There's a huge number of ways to compare hash fingerprints, but each
depends on only 4 different values:
a = the number of "on" bits in FP1 but not in FP2
b = the number of "on" bits in FP2 but not in FP1
c = the number of "on" bits in FP1 which are also "on" in FP1
d = the number of "off" bits in FP1 which are also "off" in FP1
When implementing the comparison routines it's easier to use slightly
different definitions:
n = the total number of bits in A or B = a+b+c+d
A = the nuber of "on" bits in FP1 = a+c
B = the nuber of "on" bits in FP2 = b+c
I'm using the Daylight
fingerprint notation here. It's a bit annoying because in my code
I'll really want to use lower case "a" and "b" for what they use as
"A" and "B". When I get to the code I'm likely going to switch.

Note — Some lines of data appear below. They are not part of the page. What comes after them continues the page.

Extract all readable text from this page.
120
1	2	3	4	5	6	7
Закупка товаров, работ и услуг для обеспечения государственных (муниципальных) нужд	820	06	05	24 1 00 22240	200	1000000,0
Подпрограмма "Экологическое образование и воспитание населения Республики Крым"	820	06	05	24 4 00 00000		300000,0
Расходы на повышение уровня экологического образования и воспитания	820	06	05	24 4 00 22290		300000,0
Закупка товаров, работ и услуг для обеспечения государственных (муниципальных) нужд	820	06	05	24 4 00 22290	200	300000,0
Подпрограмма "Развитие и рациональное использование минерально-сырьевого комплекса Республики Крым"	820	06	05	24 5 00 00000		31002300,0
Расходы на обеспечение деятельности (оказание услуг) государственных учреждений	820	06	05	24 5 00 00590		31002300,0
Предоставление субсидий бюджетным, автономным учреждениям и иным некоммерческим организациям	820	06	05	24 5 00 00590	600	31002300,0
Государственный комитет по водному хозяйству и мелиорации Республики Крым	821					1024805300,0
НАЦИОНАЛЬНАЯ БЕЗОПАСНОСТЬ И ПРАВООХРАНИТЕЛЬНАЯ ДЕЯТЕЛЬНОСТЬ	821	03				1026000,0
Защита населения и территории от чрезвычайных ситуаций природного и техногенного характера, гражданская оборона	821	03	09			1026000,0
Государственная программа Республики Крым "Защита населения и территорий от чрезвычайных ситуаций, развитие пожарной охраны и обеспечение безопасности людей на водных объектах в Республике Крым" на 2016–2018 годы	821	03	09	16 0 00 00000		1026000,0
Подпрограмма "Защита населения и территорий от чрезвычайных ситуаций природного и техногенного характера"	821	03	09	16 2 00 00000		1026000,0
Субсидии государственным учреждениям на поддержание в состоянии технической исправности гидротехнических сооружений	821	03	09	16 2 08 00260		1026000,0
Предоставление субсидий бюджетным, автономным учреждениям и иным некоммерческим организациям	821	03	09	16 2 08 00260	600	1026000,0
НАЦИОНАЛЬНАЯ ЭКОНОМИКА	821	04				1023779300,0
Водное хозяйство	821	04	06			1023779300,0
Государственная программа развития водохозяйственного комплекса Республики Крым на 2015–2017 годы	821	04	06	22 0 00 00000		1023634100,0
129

The common term by those in the know for the "total number of 'on'
bits" is "popcount", which is short for "population count." The
collective wisdom of Wikipedia prefers Hamming weight.
Which reminds me, take a break and enjoy Hamming's
seminar "You and Your Research".
Because the bitstrings are bits, the way to compute "c" (the number of
bits in common) is to compute the boolean "and" (fp1 & fp2) and
find the popcount of the result.
The most widely used and accepted finger similarity function in
chemical informatics is called the Tanimoto coefficient or Tanimoto
score, or simply "the Tanimoto." It's identical to the Jaccard index
as applied to binary bitstrings, and is defined as:
c/(a+b+c)
which is the same as
c/(A+B-c)
You can see that identical fingerprints have a score of 1.0, and when
there are no bits in common the score is 0.0. Also note how if there
are more bits in only one or the other fingerprint then the score
descreases. If there are no bits in either fingerprint then this
generates a "0/0" case. It means that the fingerprint generation code
couldn't handle the chemistry involved. For hash fingerprints this
should never happen, except perhaps with the vacuum case. For some
sorts of substructure keys it might happen. It's like trying to
compare a shark and Mt. Everest, based on how similar their wheels
are.
By the way, there's another way to define the Tanimoto coefficient of
two fingerprints. It's the number of on bits in the intersection of
the two fingerprints, divided by the number of on bits in their union.
I learned that one reading the OpenBabel source code.